The aquascaping articles section of APC, after a bit of a hiatus, is now slowly coming back to life. Several old articles have been readded, with several more on their way. Articles include

Choosing driftwood, by Tom Barr
Zen Principles of Aesthetics, by aquoi 
Dutch Aquascaping Principles, by tsunami
An Interview with Luis Navarro, by tsunami

http://www.aquaticplantcentral.com/forumapc/articles.php?

Stay tuned,

Carlos


----------



## tsunami (Jan 24, 2004)

Even more articles have been added to the APC Library (link is in the first post):

January 2005 Interview with Tony Gomez, by tsunami
December 2004 Interview with Frode Roe, by tsunami
February 2004 Interview with Oliver Knott, by tsunami
July 2004 Interview with Harry Kwong, by tsunami
November 2004 Interview with Li Qi Rui (Jerry), by tsunami
May 2004 Interview with Enrico Monteiro, by tsunami
Aquascaping Principles, By Birgit Amri

The rest of the interviews, plus a brand new one, to be added soon, along with plenty of other articles.

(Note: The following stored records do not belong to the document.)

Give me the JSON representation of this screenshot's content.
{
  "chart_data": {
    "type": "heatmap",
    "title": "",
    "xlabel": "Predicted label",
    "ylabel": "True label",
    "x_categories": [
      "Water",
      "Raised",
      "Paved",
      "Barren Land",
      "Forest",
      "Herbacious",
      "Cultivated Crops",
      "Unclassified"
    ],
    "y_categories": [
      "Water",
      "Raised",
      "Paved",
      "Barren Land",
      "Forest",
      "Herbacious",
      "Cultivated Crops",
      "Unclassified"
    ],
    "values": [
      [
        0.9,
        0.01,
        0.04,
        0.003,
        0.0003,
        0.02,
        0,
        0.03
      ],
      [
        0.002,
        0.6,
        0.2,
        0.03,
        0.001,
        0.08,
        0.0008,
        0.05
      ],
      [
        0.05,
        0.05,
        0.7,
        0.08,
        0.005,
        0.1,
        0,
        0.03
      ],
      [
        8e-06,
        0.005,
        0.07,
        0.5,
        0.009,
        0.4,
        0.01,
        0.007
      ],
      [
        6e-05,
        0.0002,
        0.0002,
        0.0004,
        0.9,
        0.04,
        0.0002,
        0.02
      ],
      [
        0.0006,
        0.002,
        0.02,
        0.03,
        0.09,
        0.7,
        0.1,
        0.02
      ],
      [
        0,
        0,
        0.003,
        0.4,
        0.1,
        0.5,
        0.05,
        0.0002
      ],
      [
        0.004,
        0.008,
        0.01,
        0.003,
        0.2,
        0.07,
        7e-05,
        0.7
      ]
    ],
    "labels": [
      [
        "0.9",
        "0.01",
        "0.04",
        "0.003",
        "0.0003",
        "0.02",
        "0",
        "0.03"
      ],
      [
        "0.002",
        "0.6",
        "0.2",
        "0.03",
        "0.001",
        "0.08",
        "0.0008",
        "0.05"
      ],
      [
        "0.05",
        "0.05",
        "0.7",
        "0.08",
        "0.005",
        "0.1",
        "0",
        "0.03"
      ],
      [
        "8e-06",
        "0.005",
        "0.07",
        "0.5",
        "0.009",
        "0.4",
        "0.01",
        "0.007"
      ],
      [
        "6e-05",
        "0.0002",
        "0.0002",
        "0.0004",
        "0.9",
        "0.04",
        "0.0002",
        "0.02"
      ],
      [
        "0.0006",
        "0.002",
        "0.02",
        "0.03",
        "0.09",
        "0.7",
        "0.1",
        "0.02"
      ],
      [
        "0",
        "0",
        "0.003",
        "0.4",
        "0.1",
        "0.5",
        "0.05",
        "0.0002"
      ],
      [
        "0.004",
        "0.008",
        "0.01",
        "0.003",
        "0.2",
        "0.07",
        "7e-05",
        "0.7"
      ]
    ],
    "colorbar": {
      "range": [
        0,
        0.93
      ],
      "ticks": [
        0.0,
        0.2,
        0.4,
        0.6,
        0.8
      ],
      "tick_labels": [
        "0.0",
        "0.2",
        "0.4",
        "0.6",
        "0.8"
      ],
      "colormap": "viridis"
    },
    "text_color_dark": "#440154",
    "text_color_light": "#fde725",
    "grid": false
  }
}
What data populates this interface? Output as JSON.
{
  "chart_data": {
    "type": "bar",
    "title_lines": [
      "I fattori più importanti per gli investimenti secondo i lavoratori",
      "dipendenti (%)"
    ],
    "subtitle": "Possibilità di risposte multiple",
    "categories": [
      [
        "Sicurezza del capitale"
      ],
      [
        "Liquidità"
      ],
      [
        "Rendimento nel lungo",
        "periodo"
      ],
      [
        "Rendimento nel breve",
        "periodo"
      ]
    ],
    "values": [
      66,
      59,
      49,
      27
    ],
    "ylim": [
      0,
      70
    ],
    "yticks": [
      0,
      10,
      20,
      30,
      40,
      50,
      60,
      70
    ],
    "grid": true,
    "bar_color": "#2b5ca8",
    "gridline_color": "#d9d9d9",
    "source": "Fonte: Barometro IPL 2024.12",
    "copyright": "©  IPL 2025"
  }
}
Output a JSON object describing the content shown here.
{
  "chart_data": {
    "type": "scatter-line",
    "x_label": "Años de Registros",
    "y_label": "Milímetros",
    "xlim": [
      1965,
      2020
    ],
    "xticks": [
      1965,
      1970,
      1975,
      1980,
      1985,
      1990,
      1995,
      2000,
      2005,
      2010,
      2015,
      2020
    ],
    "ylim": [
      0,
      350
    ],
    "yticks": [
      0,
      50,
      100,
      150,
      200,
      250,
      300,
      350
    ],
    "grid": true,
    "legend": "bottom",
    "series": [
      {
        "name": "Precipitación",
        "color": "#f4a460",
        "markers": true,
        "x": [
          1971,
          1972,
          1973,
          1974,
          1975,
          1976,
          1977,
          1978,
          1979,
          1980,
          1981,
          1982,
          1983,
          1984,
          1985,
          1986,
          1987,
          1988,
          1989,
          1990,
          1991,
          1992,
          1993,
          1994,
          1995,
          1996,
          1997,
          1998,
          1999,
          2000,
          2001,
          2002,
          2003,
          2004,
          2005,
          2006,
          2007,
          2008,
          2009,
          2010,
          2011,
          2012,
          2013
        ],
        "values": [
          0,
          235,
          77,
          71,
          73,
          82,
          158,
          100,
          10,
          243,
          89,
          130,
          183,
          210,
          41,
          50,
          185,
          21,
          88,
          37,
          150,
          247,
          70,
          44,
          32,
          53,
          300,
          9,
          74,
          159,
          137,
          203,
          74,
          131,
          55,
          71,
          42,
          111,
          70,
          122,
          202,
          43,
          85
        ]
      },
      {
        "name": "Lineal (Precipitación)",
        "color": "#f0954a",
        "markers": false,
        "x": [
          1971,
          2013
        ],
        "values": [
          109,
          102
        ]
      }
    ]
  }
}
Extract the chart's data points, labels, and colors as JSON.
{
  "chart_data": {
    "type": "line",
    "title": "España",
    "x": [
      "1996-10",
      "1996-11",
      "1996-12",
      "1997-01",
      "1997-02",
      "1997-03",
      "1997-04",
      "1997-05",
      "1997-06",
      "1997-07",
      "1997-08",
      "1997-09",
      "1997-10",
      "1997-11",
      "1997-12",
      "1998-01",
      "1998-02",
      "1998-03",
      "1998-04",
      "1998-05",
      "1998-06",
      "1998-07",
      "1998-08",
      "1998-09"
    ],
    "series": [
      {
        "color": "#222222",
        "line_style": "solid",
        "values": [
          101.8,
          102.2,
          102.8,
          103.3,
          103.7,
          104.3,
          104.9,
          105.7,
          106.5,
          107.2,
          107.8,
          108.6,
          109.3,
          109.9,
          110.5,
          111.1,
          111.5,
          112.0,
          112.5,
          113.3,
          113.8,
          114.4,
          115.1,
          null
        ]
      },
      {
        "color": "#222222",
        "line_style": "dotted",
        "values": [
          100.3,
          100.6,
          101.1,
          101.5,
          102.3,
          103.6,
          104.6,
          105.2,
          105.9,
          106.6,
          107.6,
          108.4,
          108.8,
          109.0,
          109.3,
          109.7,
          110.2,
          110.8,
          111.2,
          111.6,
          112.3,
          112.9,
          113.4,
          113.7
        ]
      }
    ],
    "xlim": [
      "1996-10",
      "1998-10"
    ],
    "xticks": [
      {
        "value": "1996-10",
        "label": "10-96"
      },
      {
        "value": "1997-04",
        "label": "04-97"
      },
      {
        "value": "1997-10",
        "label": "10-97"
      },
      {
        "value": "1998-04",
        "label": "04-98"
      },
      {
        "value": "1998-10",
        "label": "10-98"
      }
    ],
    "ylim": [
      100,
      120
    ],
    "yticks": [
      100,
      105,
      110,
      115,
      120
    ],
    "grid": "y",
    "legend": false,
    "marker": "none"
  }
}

Hope this growing resource is being used and is found useful by the membership,

Carlos


----------



## gnatster (Mar 6, 2004)

Thanks for reposting these Carlos!!


----------



## Gomer (Feb 2, 2004)

Thanks for all your work Carlos! Definately glad to get these resources back


----------



## Rolo (May 12, 2004)

Wow, Thanks! Those are some great interviews and articles. Everyone, make some time to read them!

Curious, will the interview with Jeff be back up?


----------



## Rek (Jul 19, 2005)

now where is articles???


----------



## Rek (Jul 19, 2005)

up up ;P


----------



## Capt. (Nov 24, 2004)

Very nice! Thanks Carlos.

Hmm...is it just me or is the link not working?


----------